6/recent/ticker-posts

Tradisi Baju Lebaran: Sejarah, Asal Usul, dan Hukumnya dalam Islam

Ilustrasi (Foto: unsplash)

 


Muslimahkertas.web.id, Membeli baju baru sebagai baju lebaran telah mentradisi di kalangan masyarakat. Saking melekatnya, ada yang sampai merasa tidak lengkap jika menyambut idul fitri tanpa mengenakan baju baru. Sebenarnya bagaimana sejarah kemunculan tradisi ini dan bagaimana persoalan baju lebaran menurut syariat Islam. Berikut penjelasannya.

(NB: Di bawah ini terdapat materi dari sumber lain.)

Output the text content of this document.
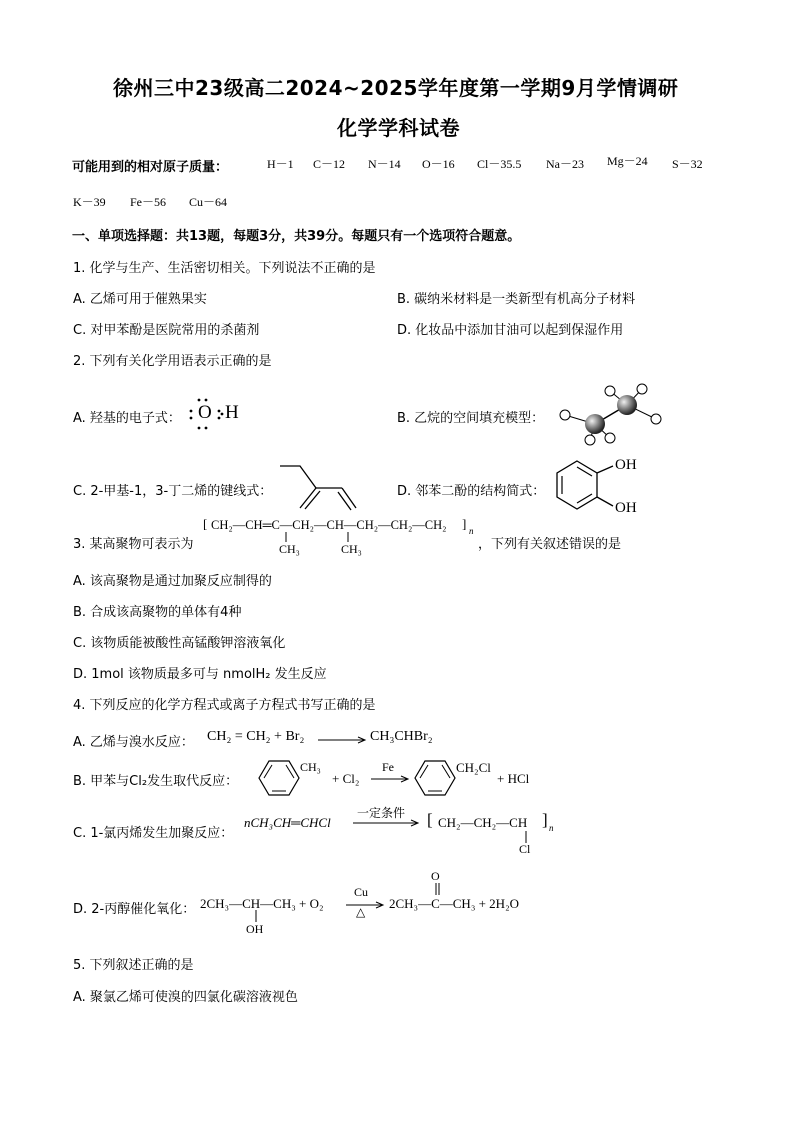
徐州三中23级高二2024~2025学年度第一学期9月学情调研
化学学科试卷
可能用到的相对原子质量：	H－1 C－12 N－14 O－16 Cl－35.5 Na－23 Mg－24 S－32
K－39 Fe－56 Cu－64
一、单项选择题：共13题，每题3分，共39分。每题只有一个选项符合题意。
1. 化学与生产、生活密切相关。下列说法不正确的是
A. 乙烯可用于催熟果实	B. 碳纳米材料是一类新型有机高分子材料
C. 对甲苯酚是医院常用的杀菌剂	D. 化妆品中添加甘油可以起到保湿作用
2. 下列有关化学用语表示正确的是
A. 羟基的电子式： O H	B. 乙烷的空间填充模型：
C. 2-甲基-1，3-丁二烯的键线式：	D. 邻苯二酚的结构简式：
OH
OH
3. 某高聚物可表示为
[ CH₂—CH═C—CH₂—CH—CH₂—CH₂—CH₂ ] n
CH₃	CH₃	，下列有关叙述错误的是
A. 该高聚物是通过加聚反应制得的
B. 合成该高聚物的单体有4种
C. 该物质能被酸性高锰酸钾溶液氧化
D. 1mol 该物质最多可与 nmolH₂ 发生反应
4. 下列反应的化学方程式或离子方程式书写正确的是
A. 乙烯与溴水反应： CH₂ = CH₂ + Br₂ → CH₃CHBr₂
B. 甲苯与Cl₂发生取代反应：
CH₃
+ Cl₂
Fe	CH₂Cl
+ HCl
C. 1-氯丙烯发生加聚反应：
nCH₃CH═CHCl
一定条件 [ CH₂—CH₂—CH ] n
Cl
D. 2-丙醇催化氧化： 2CH₃—CH—CH₃ + O₂
OH
Cu
△
2CH₃—C—CH₃ + 2H₂O
O
5. 下列叙述正确的是
A. 聚氯乙烯可使溴的四氯化碳溶液视色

1. Sejarah Tradisi Baju Lebaran

Baju lebaran sudah menjadi tradisi yang membudaya di masyarakat untuk dikenakan di hari raya. Adawiya dalam Bincang Syariah mengutip Fathul Bari menyebutkan bahwa berhias dan mengenakan pakaian terbaik di hari raya sudah menjadi tradisi di kalangan para sahabat namun tidak diingkari oleh Rasulullah Saw. berdasarkan hadis dari Ibnu Umar ra. berikut.
Umar mengambil sebuah jubah sutra yang dijual dipasar, ia mengambilnya dan membawanya kepada Rasulullah Shallallahu ‘alayhi wa Sallam dan berkata : “Wahai Rasulullah, belilah jubah ini serta berhiaslah dengan jubah ini di hari raya dan penyambutan. Rasulullah berkata kepada Umar : “Sesungguhnya jubah ini adalah pakaian orang yang tidak mendapat bagian ”. (HR. Bukhari).
Dalam konteks keindonesiaan, mengutip Hanggoro dalam Historia, kebiasaan membeli baju lebaran terjadi sejak awal abad ke 20 menurut informasi dari Snouck Hurgronje dalam masa kepegawaiannya di Hindia Belanda. Akan tetapi pada masa pendudukan Jepang, tradisi ini terhambat karena bahan pangan banyak hilang, barang barang menjadi langka akibat terus ditekan untuk kepentingan militer Jepang. Tradisi ini mulai normal kembali sejak Indonesia merdeka dan terus membudaya hingga saat ini.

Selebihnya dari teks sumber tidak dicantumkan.